Моя мать, сложив руки на коленях, сидит справа от меня, прямая как палка. Я вижу ее совершенно отчетливо, вплоть до выбившейся прядки волос над ухом и припудренного прыщика на подбородке.
– Дар вашей дочери причиняет физическую боль не только ей самой, но и другим людям, что свидетельствует о неких процессах, происходящих в глубине ее личности, – продолжает доктор Фадлан. Чтобы узнать точнее, потребуются дополнительные исследования. Но пока все выглядит так, будто девочка считает, что она это заслужила. И сейчас она просто пытается нести непосильную ношу на своих плечах…
Вместо того чтобы оборвать доктора, как было когда-то, мать молча склоняет голову. У нее на шее пульсирует жилка. Мама поворачивается ко мне. Она еще красивее, чем мне запомнилось. Даже морщинки в уголках глаз выглядят восхитительно.
– И что ты об этом думаешь, Кайра? – спрашивает она и внезапно превращается в танцовщицу с Огры, ту с подведенными глазами и костями, светящимися под кожей.
Я каким-то образом замечаю даже крошечные впадинки в ее суставах.
– И что ты об этом думаешь, Кайра? – повторяет она.
– Не знаю, – отвечаю я моим нынешним, взрослым голосом.
Оказывается, в кресле сижу я, теперешняя, хотя доктора я посещала в детстве.
– Моя боль… она словно хочет, чтобы я ее прочувствовала и с кем-нибудь разделила.
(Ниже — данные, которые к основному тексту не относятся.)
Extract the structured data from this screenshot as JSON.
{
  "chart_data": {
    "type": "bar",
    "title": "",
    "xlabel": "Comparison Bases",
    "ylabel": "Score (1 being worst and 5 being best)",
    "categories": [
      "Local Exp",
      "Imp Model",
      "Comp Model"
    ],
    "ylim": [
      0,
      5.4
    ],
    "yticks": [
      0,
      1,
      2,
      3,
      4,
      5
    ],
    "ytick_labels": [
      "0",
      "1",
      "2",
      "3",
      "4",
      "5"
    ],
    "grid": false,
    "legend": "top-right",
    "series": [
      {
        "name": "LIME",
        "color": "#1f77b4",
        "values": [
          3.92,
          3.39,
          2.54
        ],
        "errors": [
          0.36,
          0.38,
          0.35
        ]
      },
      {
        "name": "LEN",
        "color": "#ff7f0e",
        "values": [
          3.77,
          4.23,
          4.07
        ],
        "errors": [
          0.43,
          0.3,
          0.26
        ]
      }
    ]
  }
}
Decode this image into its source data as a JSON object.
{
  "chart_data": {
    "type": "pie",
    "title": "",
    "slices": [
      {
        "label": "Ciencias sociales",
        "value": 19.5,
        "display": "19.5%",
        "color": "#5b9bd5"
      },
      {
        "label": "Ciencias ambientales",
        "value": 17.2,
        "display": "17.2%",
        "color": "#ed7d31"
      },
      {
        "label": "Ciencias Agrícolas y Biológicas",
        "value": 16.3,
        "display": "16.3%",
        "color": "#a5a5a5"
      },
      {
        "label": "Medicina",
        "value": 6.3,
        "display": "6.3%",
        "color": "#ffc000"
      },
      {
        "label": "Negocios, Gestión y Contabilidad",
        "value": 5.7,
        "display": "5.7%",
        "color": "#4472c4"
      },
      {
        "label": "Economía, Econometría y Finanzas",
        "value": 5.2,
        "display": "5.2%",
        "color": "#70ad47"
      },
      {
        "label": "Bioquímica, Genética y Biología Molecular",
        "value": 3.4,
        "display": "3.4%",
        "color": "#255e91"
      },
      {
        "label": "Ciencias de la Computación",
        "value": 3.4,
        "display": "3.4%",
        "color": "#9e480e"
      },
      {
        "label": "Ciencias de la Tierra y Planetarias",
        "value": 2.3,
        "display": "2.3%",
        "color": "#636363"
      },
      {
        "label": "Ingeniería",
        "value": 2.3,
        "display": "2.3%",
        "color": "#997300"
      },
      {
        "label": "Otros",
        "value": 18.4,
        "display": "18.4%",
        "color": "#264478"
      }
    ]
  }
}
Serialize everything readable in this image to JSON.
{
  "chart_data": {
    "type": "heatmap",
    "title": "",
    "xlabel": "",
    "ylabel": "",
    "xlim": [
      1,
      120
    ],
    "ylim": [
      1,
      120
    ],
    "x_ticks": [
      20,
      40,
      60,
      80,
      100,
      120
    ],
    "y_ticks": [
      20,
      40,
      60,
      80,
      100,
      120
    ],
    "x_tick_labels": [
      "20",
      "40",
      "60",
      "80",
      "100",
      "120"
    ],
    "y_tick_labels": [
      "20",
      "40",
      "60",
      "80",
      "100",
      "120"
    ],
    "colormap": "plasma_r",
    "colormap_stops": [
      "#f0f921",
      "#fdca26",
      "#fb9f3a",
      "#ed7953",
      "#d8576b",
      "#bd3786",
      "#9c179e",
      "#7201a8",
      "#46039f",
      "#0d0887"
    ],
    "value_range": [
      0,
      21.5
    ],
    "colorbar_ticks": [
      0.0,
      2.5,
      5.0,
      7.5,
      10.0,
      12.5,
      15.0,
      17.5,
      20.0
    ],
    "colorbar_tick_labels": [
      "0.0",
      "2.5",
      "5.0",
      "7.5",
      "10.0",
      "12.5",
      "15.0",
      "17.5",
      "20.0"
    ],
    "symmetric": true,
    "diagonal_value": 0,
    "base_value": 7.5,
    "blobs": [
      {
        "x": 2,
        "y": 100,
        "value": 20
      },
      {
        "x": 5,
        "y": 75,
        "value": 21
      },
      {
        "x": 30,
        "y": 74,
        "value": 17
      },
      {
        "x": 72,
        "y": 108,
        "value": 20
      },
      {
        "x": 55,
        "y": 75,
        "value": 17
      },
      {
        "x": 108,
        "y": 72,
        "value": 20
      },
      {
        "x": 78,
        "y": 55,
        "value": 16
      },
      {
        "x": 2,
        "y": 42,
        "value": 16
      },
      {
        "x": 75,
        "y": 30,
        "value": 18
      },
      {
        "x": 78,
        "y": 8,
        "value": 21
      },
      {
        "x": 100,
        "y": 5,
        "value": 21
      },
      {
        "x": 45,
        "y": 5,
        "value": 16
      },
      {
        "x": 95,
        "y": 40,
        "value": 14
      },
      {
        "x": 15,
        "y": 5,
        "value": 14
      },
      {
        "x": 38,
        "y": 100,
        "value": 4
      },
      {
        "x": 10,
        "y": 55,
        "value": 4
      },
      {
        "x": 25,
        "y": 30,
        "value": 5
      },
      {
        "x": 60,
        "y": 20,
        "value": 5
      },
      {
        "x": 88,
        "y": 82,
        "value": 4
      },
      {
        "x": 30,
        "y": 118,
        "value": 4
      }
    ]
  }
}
– Правда? – улыбается танцовщица. – И с Акосом?
– Боль – это не я. Она не выбирает. Боль – мое проклятие.
– Нет-нет, – возражает танцовщица, глядя на меня в упор.
Ее собственные глаза – уже не карие, какими я их запомнила во время танца. Они – дымчато-серые и настороженные. Глаза Акоса, которые я узнаю и во сне.
На месте огрианки появляется Акос. Сидит на краешке стула, как птица, готовая взлететь. Стул под ним выглядит каким-то несерьезным.
– Каждый токодар заключает в себе проклятие, – изрекает он. – Но не бывает дара, в котором нет ничего, кроме проклятия.
– Положительная сторона заключается в том, что никто не может мне навредить, – отвечаю я.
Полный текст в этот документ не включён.